Life

The Casual Gardener: Best Books for Gardeners

From personal testimonies to hard info on tending cactuses it’s been a pretty good year for books with a gardening bent

Monty Don's Down to Earth is the 'distillation of 50 years of gardening experience'
Monty Don's Down to Earth is the 'distillation of 50 years of gardening experience' Monty Don's Down to Earth is the 'distillation of 50 years of gardening experience'

:: Success with Succulents by John Bagnasco and Rob Reidmuller

Succulents are a wonderfully varied family of plants that are great for indoors and out. Designed to help you pick the perfect plants and care for them, whether on the windowsill or in the rockery, this book profiles 100 of the most popular succulents and cactuses. Its pages are filled with both well-known and unusual species, all of which share an alien quality. From colour combinations, sizes and shapes, and placement to ideal soil selection, container growing, watering, fertilising, grooming, and propagation, learn everything you need to know about growing succulents.

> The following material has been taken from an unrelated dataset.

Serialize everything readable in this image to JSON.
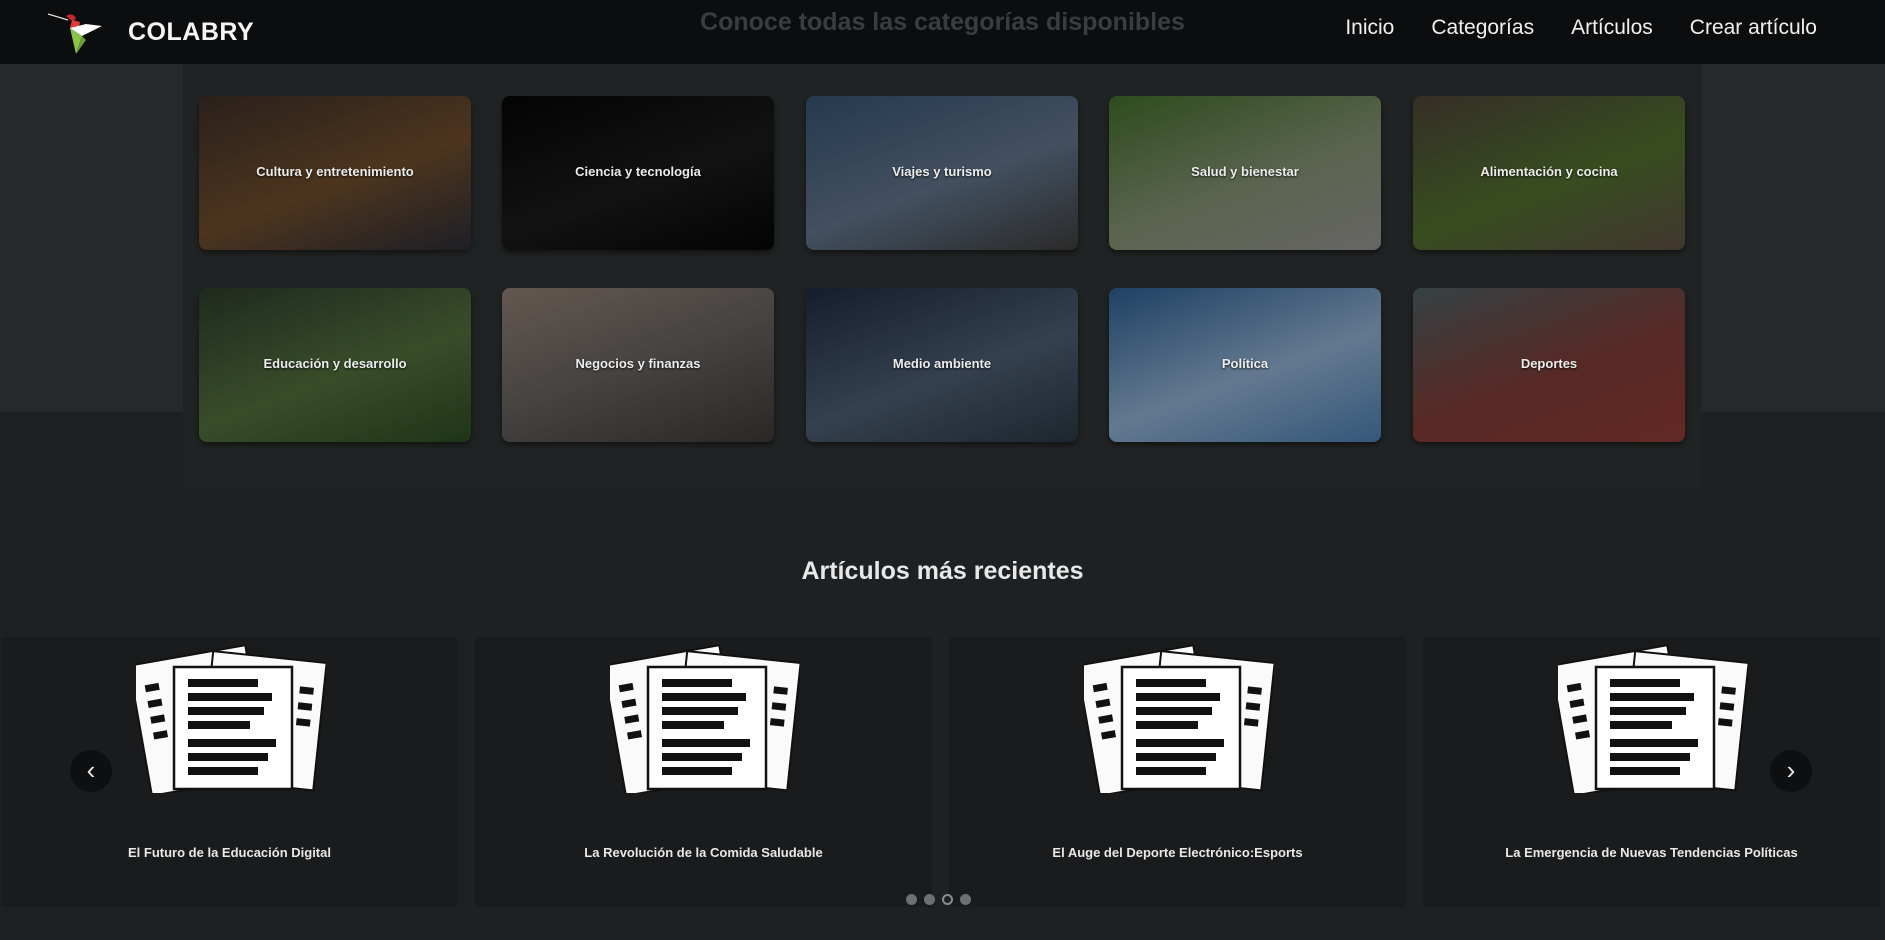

:: Place-making: The Art of Capability Brown by John Phibbs

The hardback version of this book retails at £60 but then again Lancelot 'Capability' Brown was a big hitter in his 18th century heyday and his legacy prevails today across acres of landscaped England and Wales. Despite the offer of a handsome reward from the Duke of Leinster James Fitzgerald, Brown could not be enticed to Ireland. Apparently it was nothing personal, just that he believed there was still much of his homeland that needed ‘improving’. But we can enjoy his influence, evident on estates such as Castle Ward in Co Down and Sir Thomas and Lady Dixon Park on the edge of south Belfast. As well as acting as a guide to the impressive roll call of parks and stately homes that Brown transformed, this book looks at what motivated and influenced the man many have compared to JS Turner. John Phibbs also explains how Brown’s quintessentially English designs featured forward-thinking elements of agriculture and forestry.

:: The Salad Garden by Joy Larkom

Now in her 80s, Joy Larkom is known as the ‘The Queen of Veg'. For the past 15 years she's gardened in west Cork, not far from Clonakilty. Her strength lies in an extensive knowledge of vegetables, that crosses freely between horticultural and culinary perspectives. She is credited with popularising many new varieties of vegetable from 1970s onwards, especially edible kitchen crops from the Orient. The Salad Garden is a revised edition of a book first published in 1984, which was the fruits of her transcontinental 'Grand Vegetable Tour' of Europe. Its influence on chefs and gardeners alike can't be overstated. In a millennium BBC Food programme it was nominated by horticulturalist Michael Michaud as his ‘book of the century'. The updated edition recognises the growing numbers of gardeners with small spaces, and emphasises techniques and varieties suited to patios, window boxes, containers, and small raised beds. There updates too on the latest, improved varieties of salad plants, as well as new plants such as Cucamelon, marsh plant Salsola.

:: Down to Earth – Monty Don (Dorling Kindersley)

The Gardeners’ World presenter describes this book as “the distillation of 50 years of gardening experience” and it includes all the tips and nuggets that should enable the reader to make a success of their garden. Written in his trademark conversational style, Down To Earth offers a month-by-month guide to maintaining a healthy and productive garden, while also providing advice on colour, design, pests, pruning, composting, containers, and much more. Illustrated with photographs of his Long Meadow garden, this book is an ideal gift for any aspiring gardener.

:: Blooming Marvellous – A Wildflower Hunter’s Year by Zoë Devlin

Dublin-based Devlin is the ‘queen of Irish wildflowers’, who’s been recording and mapping native flora across four provinces for the best part of five decades. Her books are as informative and detailed as any textbook yet they also have plenty of humanity. In Blooming Marvellous she sets out to bring the collector’s zeal to life with a collection of passages documenting her encounters with particular flowers. Each chapter in this book, which is illustrated with Devlin’s own photographs, celebrates a particular month, capturing the beauty and joy it has to offer: birds, butterflies, mammals and even tasty recipes, from nettle soup in April to blackberry-and-apple jam in September.